Health Experts Criticize Decision To Replace Public Health England During Pandemic
UK Health Secretary Matt Hancock announces that Public Health England will be replaced with a new institute.

United Kingdom Secretary of State for Health Matt Hancock’s announcement to replace Public Health England (PHE) with a new agency focused on biosecurity and infectious disease threats has drawn widespread criticism from health experts.

The Health Secretary announced that PHE will be replaced with a new National Institute for Health Protection (NIHP) in a speech on Tuesday, following widespread media reports hinting at the move on Sunday. Ministers, including Prime Minister Boris Johnson, have supposedly been unhappy with the PHE’s handling of the pandemic for weeks.

The NIHP will merge the PHE, the National Health Services’ Test & Trace program, and the Joint Biosecurity Centre (JBC) into a single organization, modeled after Germany’s Robert Koch Institute and focused on protecting the United Kingdom from “new” and “external” infectious threats, according to Hancock.

But critics have called the move a dangerous and distracting play in the middle of the pandemic. They have also questioned how PHE’s other responsibilities, such as managing environmental health or non-communicable diseases, will be taken into account in this reshuffle.

“Where is the evidence, the independent review that has informed such a significant organisational change to the national public health response for England at such a critical time? It takes time to build an organisational culture and the way the tired, hardworking PHE staff heard via a leak at the weekend is shocking,” wrote Gail Carson, deputy chair of the Global Outbreak and Response Network (GOARN).

“Now is not the time to replace Public Health England. The pandemic may have shown us that some changes are needed, but they need to be made at the right time. PHE is playing a key role in keeping the country going, and we really don’t need the upheaval that this move is going to create,” said Andrew Goddard, president of the Royal College of Physicians, in a statement.

Many Uncertainties Remain About New Institute’s Leadership & Responsibilities

In particular, Hancock’s decision to place fellow Conservative Dido Harding, the current head of the widely criticized NHS Test & Trace program, at the helm of the NIHP has sparked ire. Many critics have pointed to the lack of transparency behind Harding’s appointment.

“I was looking forward to applying for the role of Chair of the UK’s National Institute of Health Protection, but somehow I missed the open transparent recruitment process,” Richard Horton, chief editor of the global health journal the Lancet, tweeted.

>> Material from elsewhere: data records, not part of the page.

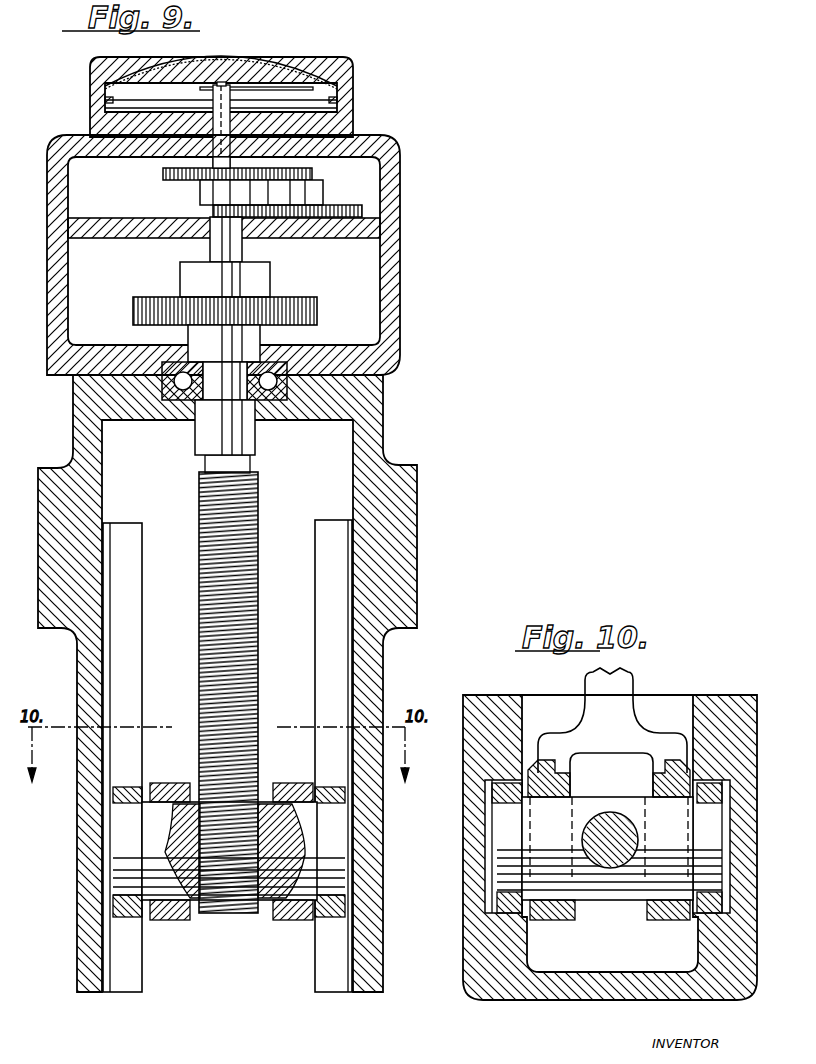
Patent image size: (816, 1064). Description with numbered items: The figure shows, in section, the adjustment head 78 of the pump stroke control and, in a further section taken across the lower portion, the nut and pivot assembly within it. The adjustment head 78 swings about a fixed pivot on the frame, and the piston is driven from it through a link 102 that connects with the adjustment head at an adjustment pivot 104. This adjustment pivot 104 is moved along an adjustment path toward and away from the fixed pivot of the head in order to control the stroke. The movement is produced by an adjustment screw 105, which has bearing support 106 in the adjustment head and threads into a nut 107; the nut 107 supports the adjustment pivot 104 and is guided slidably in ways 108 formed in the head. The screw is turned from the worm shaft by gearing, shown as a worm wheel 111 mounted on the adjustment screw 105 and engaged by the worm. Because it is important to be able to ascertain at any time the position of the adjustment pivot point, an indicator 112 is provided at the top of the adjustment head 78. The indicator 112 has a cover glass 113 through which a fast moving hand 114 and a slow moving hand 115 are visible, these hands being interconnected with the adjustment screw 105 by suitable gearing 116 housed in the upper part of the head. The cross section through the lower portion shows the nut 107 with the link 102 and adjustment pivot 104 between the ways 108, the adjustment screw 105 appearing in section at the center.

In FIG. 9, the adjustment head 78 is at (418, 556).
In FIG. 10, the adjustment head 78 is at (728, 694).
In FIG. 9, the link 102 is at (170, 785).
In FIG. 10, the link 102 is at (570, 786).
In FIG. 9, the adjustment pivot 104 is at (272, 901).
In FIG. 10, the adjustment pivot 104 is at (670, 874).
In FIG. 9, the adjustment screw 105 is at (258, 577).
In FIG. 10, the adjustment screw 105 is at (598, 838).
In FIG. 9, the bearing support 106 is at (268, 402).
In FIG. 9, the nut 107 is at (195, 906).
In FIG. 10, the nut 107 is at (638, 832).
In FIG. 9, the ways 108 is at (126, 536).
In FIG. 10, the ways 108 is at (505, 784).
In FIG. 9, the worm wheel 111 is at (310, 311).
In FIG. 9, the indicator 112 is at (353, 84).
In FIG. 9, the cover glass 113 is at (303, 68).
In FIG. 9, the fast moving hand 114 is at (262, 88).
In FIG. 9, the slow moving hand 115 is at (242, 96).
In FIG. 9, the gearing 116 is at (318, 213).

Similarly, it’s unclear how PHE’s responsibilities in carrying out programs outside the realm of pandemic threats will be managed in the wake of the agency’s dissolution. Outside of COVID-19, PHE managed programs for a variety of health-related issues, including programs focused on curtailing smoking and the harmful use of alcohol, reducing obesity, improving maternal and child health, and managing sexually-transmitted diseases.

“We shouldn’t forget that the overwhelming burden of death and disease in this country is not caused by ‘external threats’ as Matt Hancock put it, such as infections and biological weapons. Instead it is caused by chronic diseases – cancer, cardiovascular disease, diabetes, dementia and others. A significant proportion of these diseases are preventable and Public Health England plays a central role in that through its health improvement functions,” said Linda Bauld, a professor of public health at the University of Edinburgh. “There is a real risk that reorganisation threatens these functions. We don’t yet know how or where they will continue to be delivered.”

And for a coalition of organizations battling a decades-long epidemic at home in the UK, the  institute’s focus on “new” and “external” threats brings out concerns that longstanding domestic health issues will be ignored.

“The announcement made today focuses on “new” and “external” health threats while not acknowledging the public health emergencies that already exist in the UK,” wrote a coalition of UK-based HIV organizations, in a statement. “While attention has rightly been given to the ongoing COVID-19 pandemic, focus must not be lost in tackling long-standing HIV and STI infection rates and reversing sexual health inequalities.

“The Secretary of State’s speech today leaves us with more questions than answers…a knee-jerk restructure of the public health system which is non-transparent, ill-thought through and leads to more fragmentation in accountability structures risks holding us back.”